The prototype for this portrait is in the Royal Collection (O. Millar, The Tudor, Stuart and Early Georgian Pictures in the Collection of Her Majesty The Queen, London, 1963, pp. 144-45). The portrait appears to have been regarded as an official image of the Prince of Wales and derivations of it, and its companion of Caroline of Ansbach when Princess of Wales (the Royal Collection), continued to appear after his accession. Sir Oliver recorded other copies at Narford, Chelsea Hospital, in the New Club, Edinburgh, in the County Court Room at Northampton and in the Palace of Westminster (ibid.).
Charborough Park is the seat of the Plunkett-Ernle-Erle-Drax family and until 1967 was inhabited by Vice-Admiral The Hon. Sir Reginald Aylmer Ranfurly Plunkett-Ernle-Erle-Drax, K.C.B., D.S.O (d.1967), a Vice-Admiral and a founding member of the Naval Society.
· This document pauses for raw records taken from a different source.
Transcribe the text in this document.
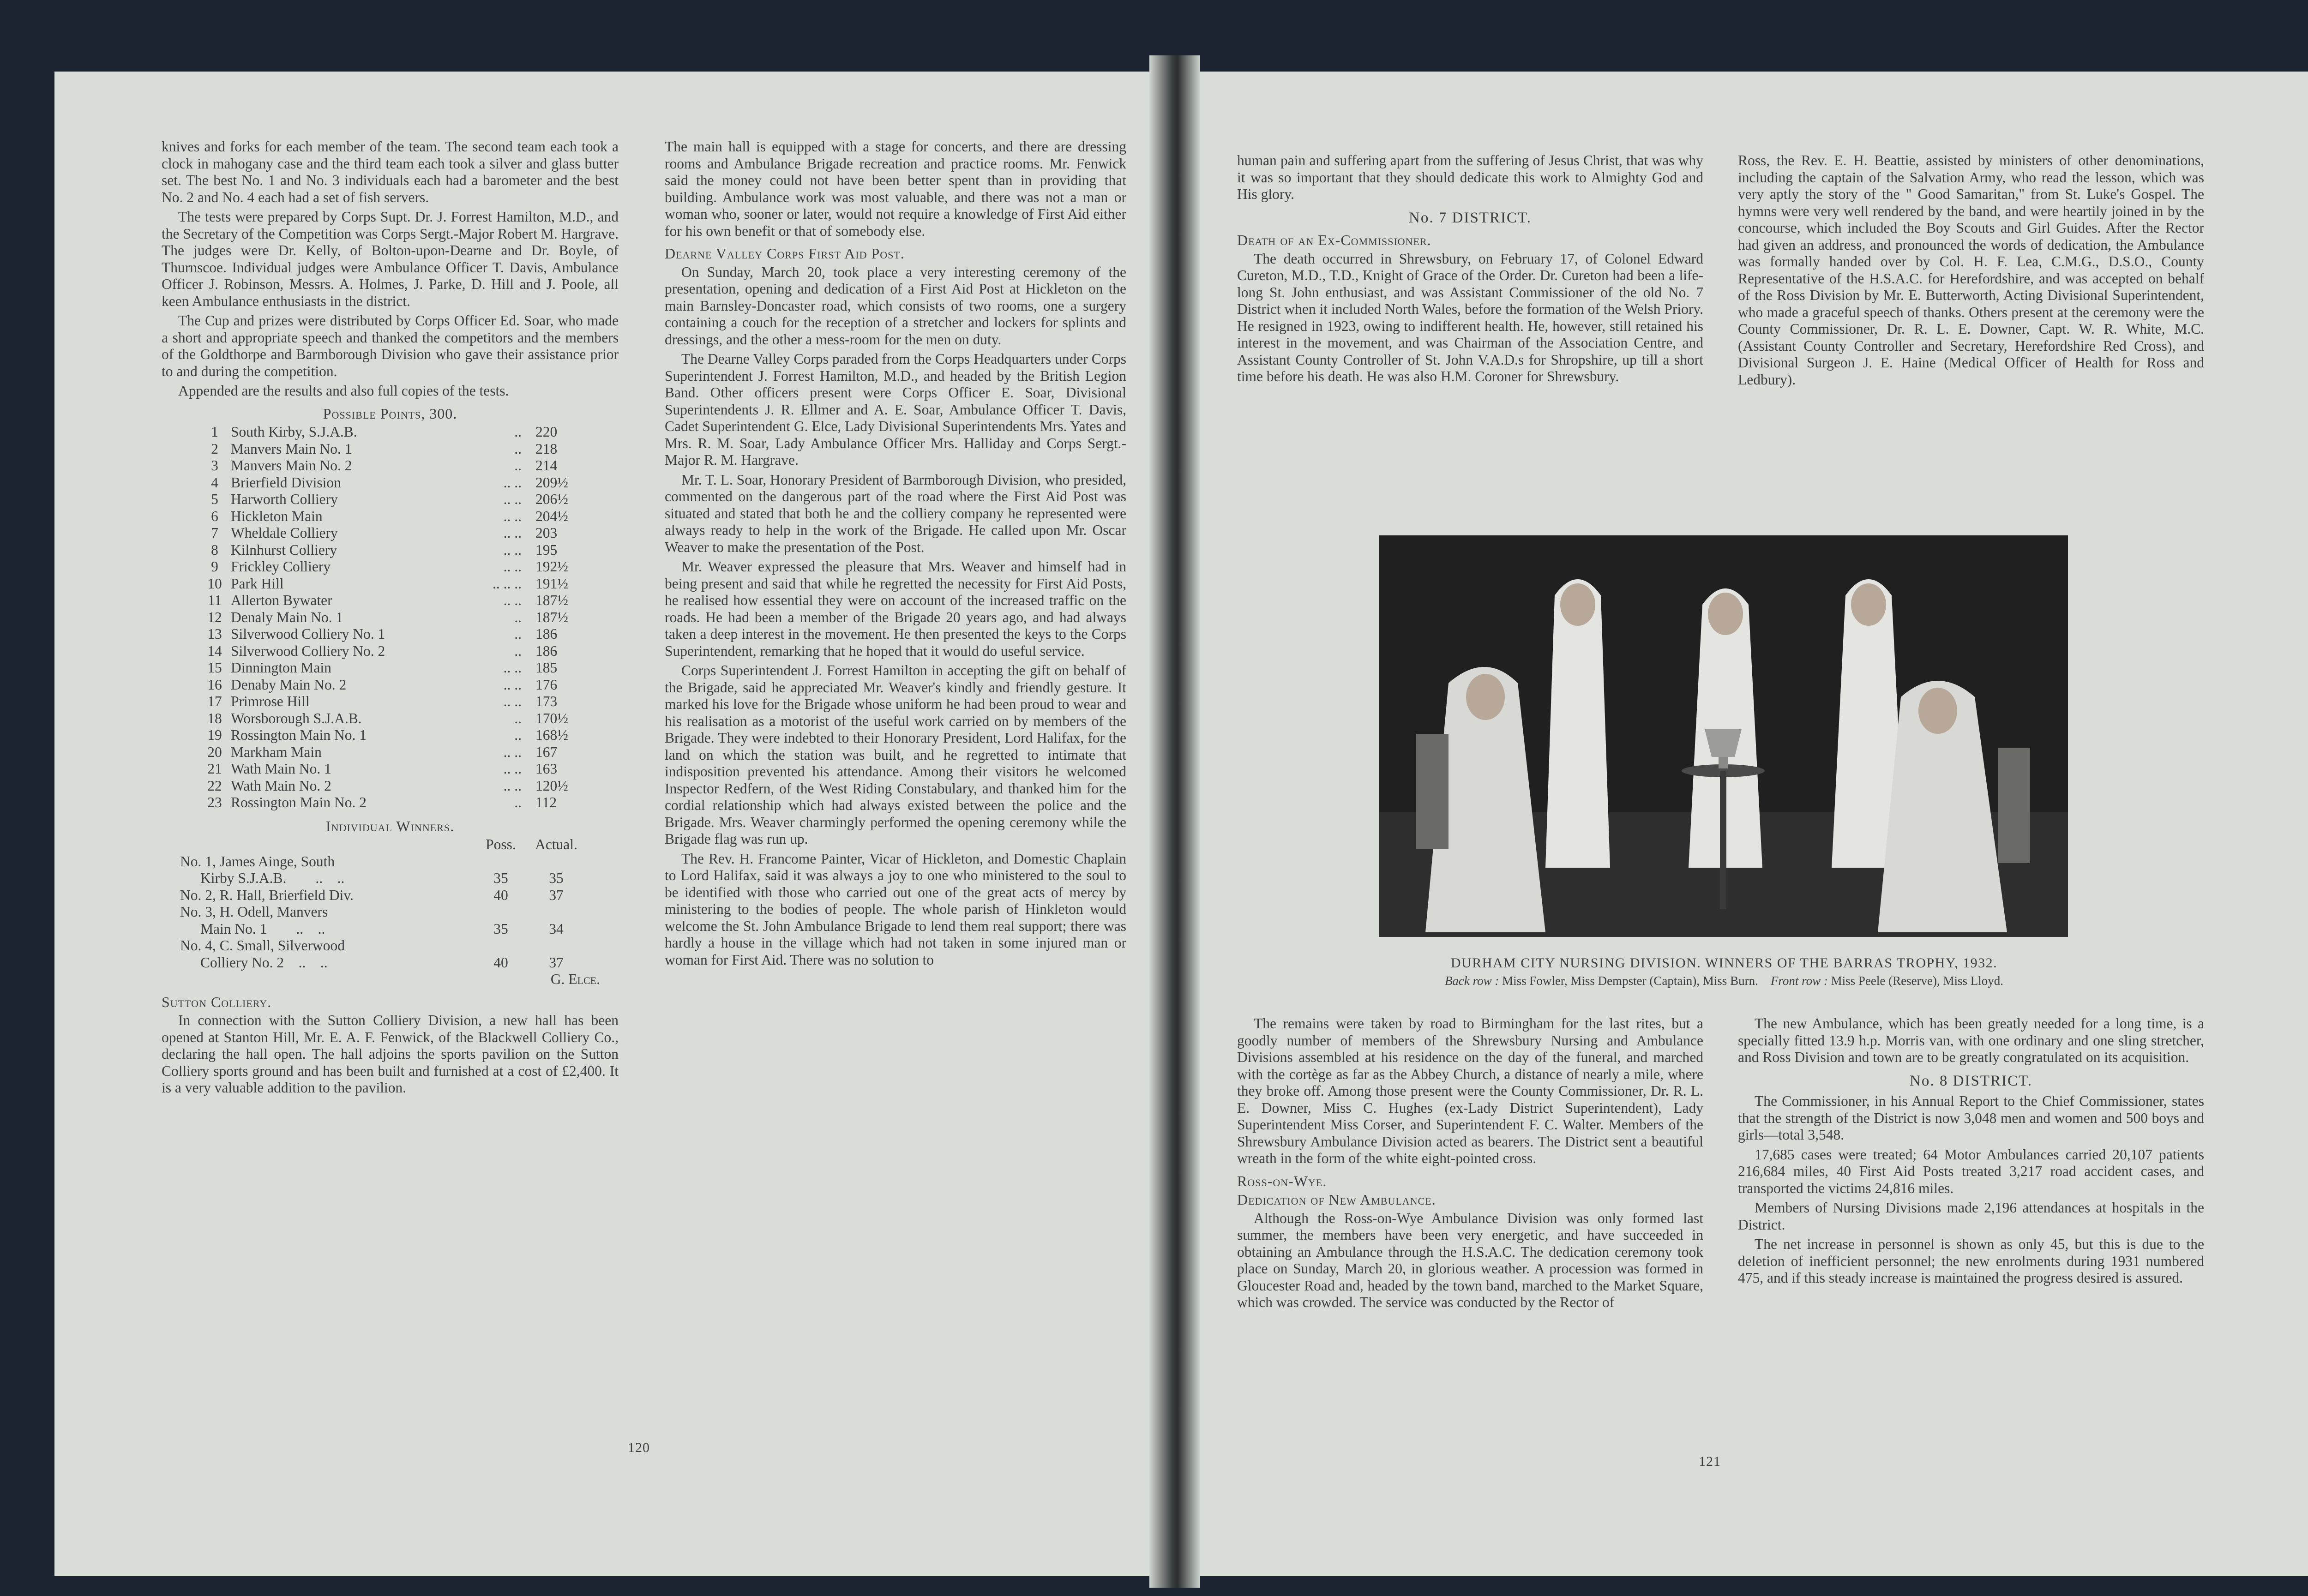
knives and forks for each member of the team. The second team each took a clock in mahogany case and the third team each took a silver and glass butter set. The best No. 1 and No. 3 individuals each had a barometer and the best No. 2 and No. 4 each had a set of fish servers.

The tests were prepared by Corps Supt. Dr. J. Forrest Hamilton, M.D., and the Secretary of the Competition was Corps Sergt.-Major Robert M. Hargrave. The judges were Dr. Kelly, of Bolton-upon-Dearne and Dr. Boyle, of Thurnscoe. Individual judges were Ambulance Officer T. Davis, Ambulance Officer J. Robinson, Messrs. A. Holmes, J. Parke, D. Hill and J. Poole, all keen Ambulance enthusiasts in the district.

The Cup and prizes were distributed by Corps Officer Ed. Soar, who made a short and appropriate speech and thanked the competitors and the members of the Goldthorpe and Barmborough Division who gave their assistance prior to and during the competition.

Appended are the results and also full copies of the tests.

Possible Points, 300.
1	South Kirby, S.J.A.B.	..	220
2	Manvers Main No. 1	..	218
3	Manvers Main No. 2	..	214
4	Brierfield Division	.. ..	209½
5	Harworth Colliery	.. ..	206½
6	Hickleton Main	.. ..	204½
7	Wheldale Colliery	.. ..	203
8	Kilnhurst Colliery	.. ..	195
9	Frickley Colliery	.. ..	192½
10	Park Hill	.. .. ..	191½
11	Allerton Bywater	.. ..	187½
12	Denaly Main No. 1	..	187½
13	Silverwood Colliery No. 1	..	186
14	Silverwood Colliery No. 2	..	186
15	Dinnington Main	.. ..	185
16	Denaby Main No. 2	.. ..	176
17	Primrose Hill	.. ..	173
18	Worsborough S.J.A.B.	..	170½
19	Rossington Main No. 1	..	168½
20	Markham Main	.. ..	167
21	Wath Main No. 1	.. ..	163
22	Wath Main No. 2	.. ..	120½
23	Rossington Main No. 2	..	112
Individual Winners.
	Poss.	Actual.
No. 1, James Ainge, South		
Kirby S.J.A.B.        ..    ..	35	35
No. 2, R. Hall, Brierfield Div.	40	37
No. 3, H. Odell, Manvers		
Main No. 1        ..    ..	35	34
No. 4, C. Small, Silverwood		
Colliery No. 2    ..    ..	40	37
G. Elce.
Sutton Colliery.

In connection with the Sutton Colliery Division, a new hall has been opened at Stanton Hill, Mr. E. A. F. Fenwick, of the Blackwell Colliery Co., declaring the hall open. The hall adjoins the sports pavilion on the Sutton Colliery sports ground and has been built and furnished at a cost of £2,400. It is a very valuable addition to the pavilion.

The main hall is equipped with a stage for concerts, and there are dressing rooms and Ambulance Brigade recreation and practice rooms. Mr. Fenwick said the money could not have been better spent than in providing that building. Ambulance work was most valuable, and there was not a man or woman who, sooner or later, would not require a knowledge of First Aid either for his own benefit or that of somebody else.

Dearne Valley Corps First Aid Post.

On Sunday, March 20, took place a very interesting ceremony of the presentation, opening and dedication of a First Aid Post at Hickleton on the main Barnsley-Doncaster road, which consists of two rooms, one a surgery containing a couch for the reception of a stretcher and lockers for splints and dressings, and the other a mess-room for the men on duty.

The Dearne Valley Corps paraded from the Corps Headquarters under Corps Superintendent J. Forrest Hamilton, M.D., and headed by the British Legion Band. Other officers present were Corps Officer E. Soar, Divisional Superintendents J. R. Ellmer and A. E. Soar, Ambulance Officer T. Davis, Cadet Superintendent G. Elce, Lady Divisional Superintendents Mrs. Yates and Mrs. R. M. Soar, Lady Ambulance Officer Mrs. Halliday and Corps Sergt.-Major R. M. Hargrave.

Mr. T. L. Soar, Honorary President of Barmborough Division, who presided, commented on the dangerous part of the road where the First Aid Post was situated and stated that both he and the colliery company he represented were always ready to help in the work of the Brigade. He called upon Mr. Oscar Weaver to make the presentation of the Post.

Mr. Weaver expressed the pleasure that Mrs. Weaver and himself had in being present and said that while he regretted the necessity for First Aid Posts, he realised how essential they were on account of the increased traffic on the roads. He had been a member of the Brigade 20 years ago, and had always taken a deep interest in the movement. He then presented the keys to the Corps Superintendent, remarking that he hoped that it would do useful service.

Corps Superintendent J. Forrest Hamilton in accepting the gift on behalf of the Brigade, said he appreciated Mr. Weaver's kindly and friendly gesture. It marked his love for the Brigade whose uniform he had been proud to wear and his realisation as a motorist of the useful work carried on by members of the Brigade. They were indebted to their Honorary President, Lord Halifax, for the land on which the station was built, and he regretted to intimate that indisposition prevented his attendance. Among their visitors he welcomed Inspector Redfern, of the West Riding Constabulary, and thanked him for the cordial relationship which had always existed between the police and the Brigade. Mrs. Weaver charmingly performed the opening ceremony while the Brigade flag was run up.

The Rev. H. Francome Painter, Vicar of Hickleton, and Domestic Chaplain to Lord Halifax, said it was always a joy to one who ministered to the soul to be identified with those who carried out one of the great acts of mercy by ministering to the bodies of people. The whole parish of Hinkleton would welcome the St. John Ambulance Brigade to lend them real support; there was hardly a house in the village which had not taken in some injured man or woman for First Aid. There was no solution to

120

human pain and suffering apart from the suffering of Jesus Christ, that was why it was so important that they should dedicate this work to Almighty God and His glory.

No. 7 DISTRICT.
Death of an Ex-Commissioner.

The death occurred in Shrewsbury, on February 17, of Colonel Edward Cureton, M.D., T.D., Knight of Grace of the Order. Dr. Cureton had been a life-long St. John enthusiast, and was Assistant Commissioner of the old No. 7 District when it included North Wales, before the formation of the Welsh Priory. He resigned in 1923, owing to indifferent health. He, however, still retained his interest in the movement, and was Chairman of the Association Centre, and Assistant County Controller of St. John V.A.D.s for Shropshire, up till a short time before his death. He was also H.M. Coroner for Shrewsbury.

Ross, the Rev. E. H. Beattie, assisted by ministers of other denominations, including the captain of the Salvation Army, who read the lesson, which was very aptly the story of the " Good Samaritan," from St. Luke's Gospel. The hymns were very well rendered by the band, and were heartily joined in by the concourse, which included the Boy Scouts and Girl Guides. After the Rector had given an address, and pronounced the words of dedication, the Ambulance was formally handed over by Col. H. F. Lea, C.M.G., D.S.O., County Representative of the H.S.A.C. for Herefordshire, and was accepted on behalf of the Ross Division by Mr. E. Butterworth, Acting Divisional Superintendent, who made a graceful speech of thanks. Others present at the ceremony were the County Commissioner, Dr. R. L. E. Downer, Capt. W. R. White, M.C. (Assistant County Controller and Secretary, Herefordshire Red Cross), and Divisional Surgeon J. E. Haine (Medical Officer of Health for Ross and Ledbury).

DURHAM CITY NURSING DIVISION. WINNERS OF THE BARRAS TROPHY, 1932.
Back row : Miss Fowler, Miss Dempster (Captain), Miss Burn. Front row : Miss Peele (Reserve), Miss Lloyd.

The remains were taken by road to Birmingham for the last rites, but a goodly number of members of the Shrewsbury Nursing and Ambulance Divisions assembled at his residence on the day of the funeral, and marched with the cortège as far as the Abbey Church, a distance of nearly a mile, where they broke off. Among those present were the County Commissioner, Dr. R. L. E. Downer, Miss C. Hughes (ex-Lady District Superintendent), Lady Superintendent Miss Corser, and Superintendent F. C. Walter. Members of the Shrewsbury Ambulance Division acted as bearers. The District sent a beautiful wreath in the form of the white eight-pointed cross.

Ross-on-Wye.
Dedication of New Ambulance.

Although the Ross-on-Wye Ambulance Division was only formed last summer, the members have been very energetic, and have succeeded in obtaining an Ambulance through the H.S.A.C. The dedication ceremony took place on Sunday, March 20, in glorious weather. A procession was formed in Gloucester Road and, headed by the town band, marched to the Market Square, which was crowded. The service was conducted by the Rector of

The new Ambulance, which has been greatly needed for a long time, is a specially fitted 13.9 h.p. Morris van, with one ordinary and one sling stretcher, and Ross Division and town are to be greatly congratulated on its acquisition.

No. 8 DISTRICT.

The Commissioner, in his Annual Report to the Chief Commissioner, states that the strength of the District is now 3,048 men and women and 500 boys and girls—total 3,548.

17,685 cases were treated; 64 Motor Ambulances carried 20,107 patients 216,684 miles, 40 First Aid Posts treated 3,217 road accident cases, and transported the victims 24,816 miles.

Members of Nursing Divisions made 2,196 attendances at hospitals in the District.

The net increase in personnel is shown as only 45, but this is due to the deletion of inefficient personnel; the new enrolments during 1931 numbered 475, and if this steady increase is maintained the progress desired is assured.

121
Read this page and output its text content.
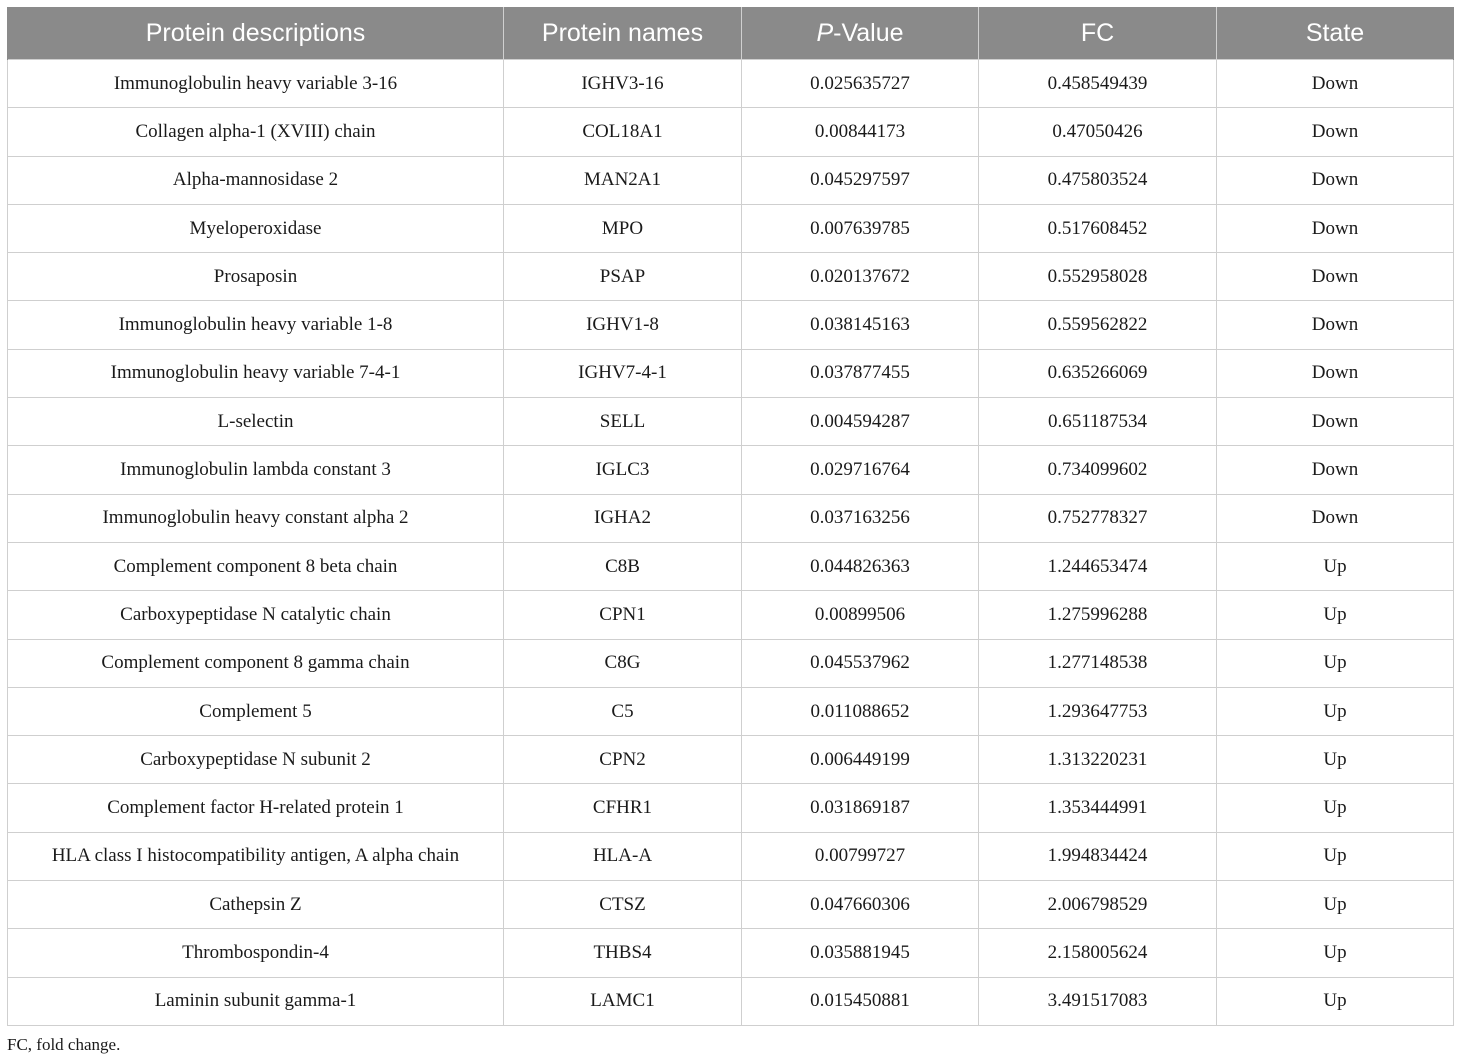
Protein descriptions	Protein names	P-Value	FC	State
Immunoglobulin heavy variable 3-16	IGHV3-16	0.025635727	0.458549439	Down
Collagen alpha-1 (XVIII) chain	COL18A1	0.00844173	0.47050426	Down
Alpha-mannosidase 2	MAN2A1	0.045297597	0.475803524	Down
Myeloperoxidase	MPO	0.007639785	0.517608452	Down
Prosaposin	PSAP	0.020137672	0.552958028	Down
Immunoglobulin heavy variable 1-8	IGHV1-8	0.038145163	0.559562822	Down
Immunoglobulin heavy variable 7-4-1	IGHV7-4-1	0.037877455	0.635266069	Down
L-selectin	SELL	0.004594287	0.651187534	Down
Immunoglobulin lambda constant 3	IGLC3	0.029716764	0.734099602	Down
Immunoglobulin heavy constant alpha 2	IGHA2	0.037163256	0.752778327	Down
Complement component 8 beta chain	C8B	0.044826363	1.244653474	Up
Carboxypeptidase N catalytic chain	CPN1	0.00899506	1.275996288	Up
Complement component 8 gamma chain	C8G	0.045537962	1.277148538	Up
Complement 5	C5	0.011088652	1.293647753	Up
Carboxypeptidase N subunit 2	CPN2	0.006449199	1.313220231	Up
Complement factor H-related protein 1	CFHR1	0.031869187	1.353444991	Up
HLA class I histocompatibility antigen, A alpha chain	HLA-A	0.00799727	1.994834424	Up
Cathepsin Z	CTSZ	0.047660306	2.006798529	Up
Thrombospondin-4	THBS4	0.035881945	2.158005624	Up
Laminin subunit gamma-1	LAMC1	0.015450881	3.491517083	Up
FC, fold change.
Charborough Park became part of the Erle estate as a result of the marriage of Sir Walter Erle (d.1581) to Mary Wykes of Charborough (d.1581), the heiress of the Wykes. Sir Walter Erle's grandson, Sir Walter Erle II (d.1665) inherited Charborough Park at his grandfather's death, after the estate was burnt down under the Royalists' influence. His grandson, Thomas (d.1720), carried out further alterations to the manor including the grand staircase hall featuring paintings by Sir James Thornhill (d.1734), the famed decorative painter. Richard Grosvenor (d.1819), married Sarah Frances Drax (d.1822) and altered and enlarged the house in 1810. Their daughter Jane married John Sawbridge of Olantigh, Kent in 1827. Sawbridge not only enlarged the park land but was also a great collector.